How much how you can afford depends on how much money you can pay upfront plus how much you can pay monthly.
down payment + mortgage you can get = most expensive home you can afford
Most people can afford a home worth up to three times their annual household income, if they can make a substantial down payment and have only a moderate amount of other debt. If you have little to no debt and can put 20% down you can probably afford a house worth up to four times your annual income.
The bigger down payment you can offer, the bigger the mortgage you can get. About your down payment.
The more debt you already have, the smaller the mortgage you will get. About your debt ratio.
The better you are at managing your debt, the bigger the mortgage you can get. About your credit rating.
The longer your loan period is (30-year vs. 15-year), the lower your monthly payments will be.(But you’ll also end up paying more money over the life of the loan.)
Here’s a calculator for estimating how much home you can afford. Your lender will give you an itemized list of how much you need to bring to closing.
About down payments
A down payment is partial payment made at the time of purchase.Most buyers take out a loan (“mortgage”) for the balance, and make monthly payments until the loan is paid off.A mortgage payment includes a partial payment of the cost of the home (“principal”) plus an interest charge calculated based on how much is still owed.
It is possible to get a mortgage with a 0% down payment if you have an outstanding credit score (700+), but the higher a down payment you can pay, the more doors will open for you.Higher down payments send a signal to lenders that you will have the ability to make your monthly mortgage payments. Aim for 20% of the purchase price.

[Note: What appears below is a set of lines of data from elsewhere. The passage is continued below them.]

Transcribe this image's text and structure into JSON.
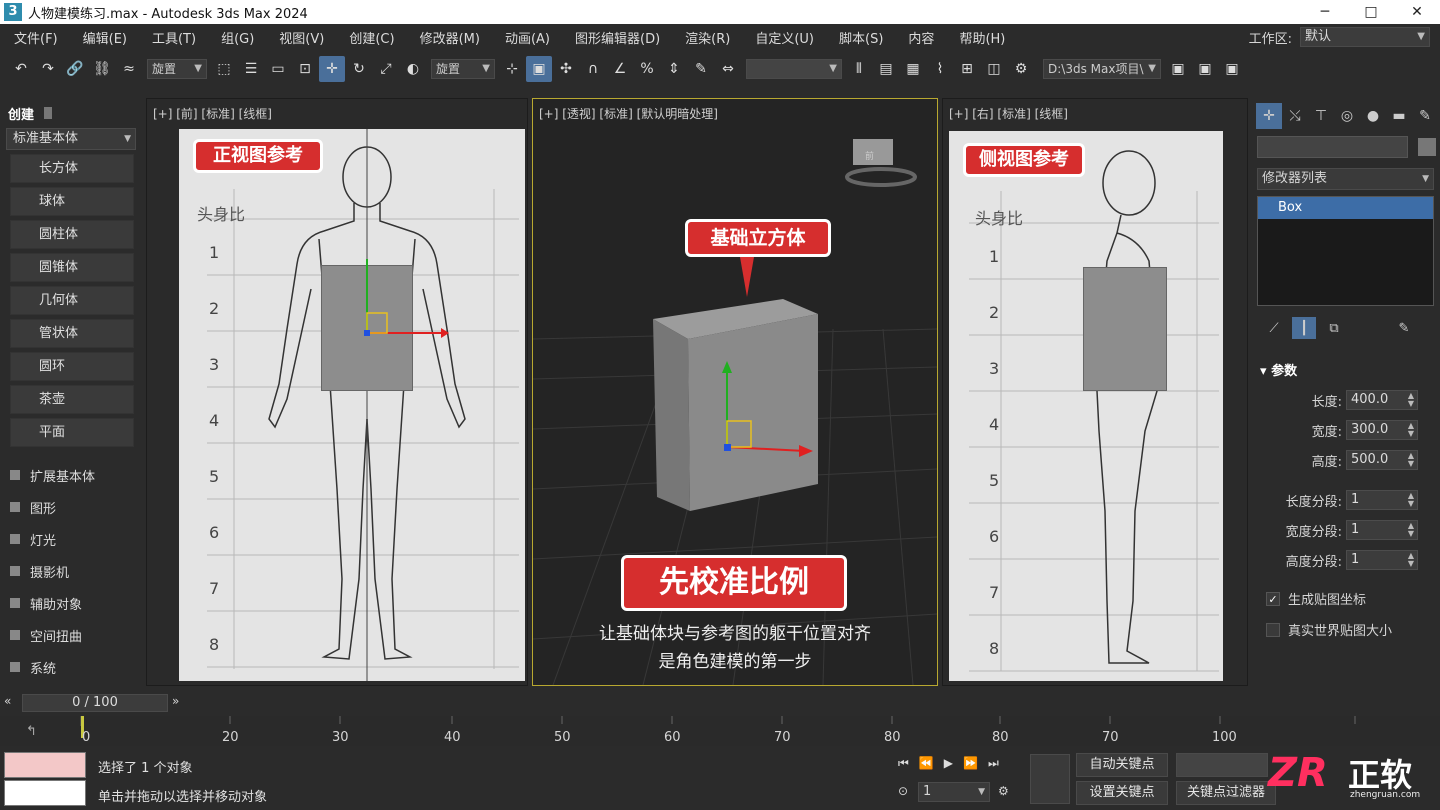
{
  "app": {
    "title": "人物建模练习.max - Autodesk 3ds Max 2024",
    "logo": "3"
  },
  "window_controls": [
    "─",
    "□",
    "✕"
  ],
  "menus": [
    "文件(F)",
    "编辑(E)",
    "工具(T)",
    "组(G)",
    "视图(V)",
    "创建(C)",
    "修改器(M)",
    "动画(A)",
    "图形编辑器(D)",
    "渲染(R)",
    "自定义(U)",
    "脚本(S)",
    "内容",
    "帮助(H)"
  ],
  "workspace": {
    "label": "工作区:",
    "value": "默认"
  },
  "toolbar": {
    "selection_set": "旋置",
    "ref_coord": "旋置",
    "path": "D:\\3ds Max项目\\"
  },
  "create_panel": {
    "header": "创建",
    "dropdown": "标准基本体",
    "buttons": [
      "长方体",
      "球体",
      "圆柱体",
      "圆锥体",
      "几何体",
      "管状体",
      "圆环",
      "茶壶",
      "平面"
    ],
    "categories": [
      "扩展基本体",
      "图形",
      "灯光",
      "摄影机",
      "辅助对象",
      "空间扭曲",
      "系统"
    ]
  },
  "viewports": {
    "front": {
      "label": "[+] [前] [标准] [线框]",
      "tag": "正视图参考",
      "ratio_label": "头身比",
      "rows": [
        "1",
        "2",
        "3",
        "4",
        "5",
        "6",
        "7",
        "8"
      ]
    },
    "perspective": {
      "label": "[+] [透视] [标准] [默认明暗处理]",
      "tag": "基础立方体",
      "headline": "先校准比例",
      "caption_line1": "让基础体块与参考图的躯干位置对齐",
      "caption_line2": "是角色建模的第一步",
      "viewcube_face": "前"
    },
    "side": {
      "label": "[+] [右] [标准] [线框]",
      "tag": "侧视图参考",
      "ratio_label": "头身比",
      "rows": [
        "1",
        "2",
        "3",
        "4",
        "5",
        "6",
        "7",
        "8"
      ]
    }
  },
  "modify_panel": {
    "modifier_list": "修改器列表",
    "stack_item": "Box",
    "rollout": "参数",
    "params": [
      {
        "label": "长度:",
        "value": "400.0"
      },
      {
        "label": "宽度:",
        "value": "300.0"
      },
      {
        "label": "高度:",
        "value": "500.0"
      }
    ],
    "segments": [
      {
        "label": "长度分段:",
        "value": "1"
      },
      {
        "label": "宽度分段:",
        "value": "1"
      },
      {
        "label": "高度分段:",
        "value": "1"
      }
    ],
    "checkboxes": [
      {
        "label": "生成贴图坐标",
        "checked": true
      },
      {
        "label": "真实世界贴图大小",
        "checked": false
      }
    ]
  },
  "timeline": {
    "slider": "0 / 100",
    "ticks": [
      "0",
      "20",
      "30",
      "40",
      "50",
      "60",
      "70",
      "80",
      "80",
      "70",
      "100"
    ]
  },
  "status": {
    "line1": "选择了 1 个对象",
    "line2": "单击并拖动以选择并移动对象",
    "frame": "1"
  },
  "keys": {
    "auto": "自动关键点",
    "set": "设置关键点",
    "filter": "关键点过滤器"
  },
  "watermark": {
    "logo": "ZR",
    "brand": "正软",
    "url": "zhengruan.com"
  }
}
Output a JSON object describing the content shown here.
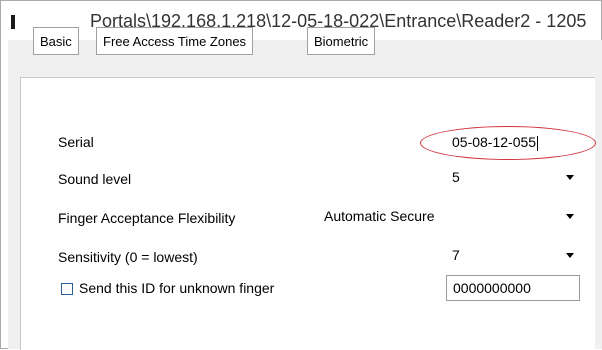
{
  "window": {
    "title": "Portals\\192.168.1.218\\12-05-18-022\\Entrance\\Reader2 - 1205"
  },
  "tabs": [
    {
      "label": "Basic"
    },
    {
      "label": "Free Access Time Zones"
    },
    {
      "label": "Biometric"
    }
  ],
  "fields": {
    "serial": {
      "label": "Serial",
      "value": "05-08-12-055"
    },
    "sound_level": {
      "label": "Sound level",
      "value": "5"
    },
    "finger_flexibility": {
      "label": "Finger Acceptance Flexibility",
      "value": "Automatic Secure"
    },
    "sensitivity": {
      "label": "Sensitivity (0 = lowest)",
      "value": "7"
    },
    "unknown_finger": {
      "label": "Send this ID for unknown finger",
      "value": "0000000000",
      "checked": false
    }
  },
  "colors": {
    "highlight": "#d0303a",
    "checkbox_border": "#2a5d9a"
  }
}
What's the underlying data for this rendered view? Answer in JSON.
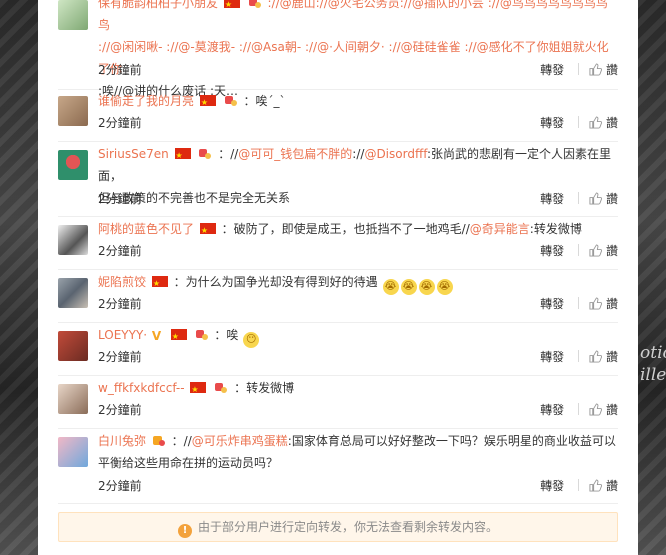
{
  "background": {
    "ghost_text_1": "otic",
    "ghost_text_2": "ille"
  },
  "comments": [
    {
      "username": "保有脆韵柏柏子小朋友",
      "parts_line1": "://@鹿山://@火宅公务员://@插队的小芸 ://@鸟鸟鸟鸟鸟鸟鸟鸟鸟",
      "line2": "://@闲闲啾- ://@-莫渡我- ://@Asa朝- ://@·人间朝夕· ://@硅硅雀雀 ://@感化不了你姐姐就火化了你",
      "line3": ":唉//@讲的什么废话 :天…",
      "time": "2分鐘前"
    },
    {
      "username": "谁偷走了我的月亮",
      "text": "：唉ˊ_ˋ",
      "time": "2分鐘前"
    },
    {
      "username": "SiriusSe7en",
      "text_a": "：//",
      "mention1": "@可可_钱包扁不胖的",
      "text_b": "://",
      "mention2": "@Disordfff",
      "text_c": ":张尚武的悲剧有一定个人因素在里面，",
      "line2": "但与政策的不完善也不是完全无关系",
      "time": "2分鐘前"
    },
    {
      "username": "阿桃的蓝色不见了",
      "text_a": "：破防了，即使是成王，也抵挡不了一地鸡毛//",
      "mention1": "@奇异能言",
      "text_b": ":转发微博",
      "time": "2分鐘前"
    },
    {
      "username": "妮陷煎饺",
      "text": "：为什么为国争光却没有得到好的待遇",
      "time": "2分鐘前"
    },
    {
      "username": "LOEYYY·",
      "text": "：唉",
      "time": "2分鐘前"
    },
    {
      "username": "w_ffkfxkdfccf--",
      "text": "：转发微博",
      "time": "2分鐘前"
    },
    {
      "username": "白川兔弥",
      "text_a": "：//",
      "mention1": "@可乐炸串鸡蛋糕",
      "text_b": ":国家体育总局可以好好整改一下吗？娱乐明星的商业收益可以",
      "line2": "平衡给这些用命在拼的运动员吗？",
      "time": "2分鐘前"
    }
  ],
  "actions": {
    "forward": "轉發",
    "like": "讚"
  },
  "notice": {
    "text": "由于部分用户进行定向转发，你无法查看剩余转发内容。"
  },
  "colors": {
    "link": "#eb7350",
    "notice_bg": "#fff6ea",
    "warn": "#f3a23c"
  }
}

Long-term benefits of making a higher down payment
- Own more of your home
- Easier to find a mortgage lender
- Easier to qualify for a mortgage
- Lower monthly mortgage payments
- Less likely to be required to pay for private mortgage insurance
- Less likely to lose home to foreclosure
Make a lower down payment now or a higher down payment later?
The primary benefit of owning versus renting is the ability to lock in a monthly payment for 15-30 years and then stop paying altogether. The sooner you can get into a new home, the sooner you can kiss rising rent payments goodbye.
But if you don’t have a lot of money put aside for a down payment, should you put off buying until you’ve saved up more?The answer depends on:
- Your credit score
- How much house you want
- Market conditions and trends, such as:
– Mortgage rates
– Tax incentives
– How many houses are for sale
– How quickly houses are selling
– Time of year
- What kind of a mortgage you can get with what you have
One reason to get yourself a good buyer’s agent like Robin or Wil Guernsey is that she has worked with every sort of buyer in every sort of situation and can give you good advice, based on her knowledge of the market and your own hopes and dreams. They can also refer you to a reputable lender who can help you weigh your options to make the decision that’s right for you.
Pay down debt or save for down payment?
Before giving you a mortgage a lender will want to know you can make your monthly payments.Lenders look at your credit report, which shows how good you are at paying your bills on time.
They also look at how much of your pre-tax income you are currently using to make minimum payments on credit cards, school loans, auto loans, etc.This is your debt ratio:
monthly minimum payments ÷ monthly pre-tax income = debt ratio
The debt ratio tells your lender how much money you’ll have available to make your monthly mortgage payments after you’ve paid your other bills.Aim for a debt ratio of below 20% in order to qualify for a good mortgage rate.
The better your credit score and the more money you can put into your down payment, the less your debt ratio will matter to lenders.
A good lender can give you good, objective advice how much down payment you’ll need to reach your goals.
- Above 38% — You will probably not qualify for a mortgage until you pay down more of your debt.Start with your higher interest credit cards.
- 20% – 37% — Do what you can to pay down debts, beginning with your higher interest credit cards.
- 19% and below — Save up for that 20% down payment. It will get you a better interest rate, make it easier to qualify for a loan, and result in smaller monthly mortgage payments.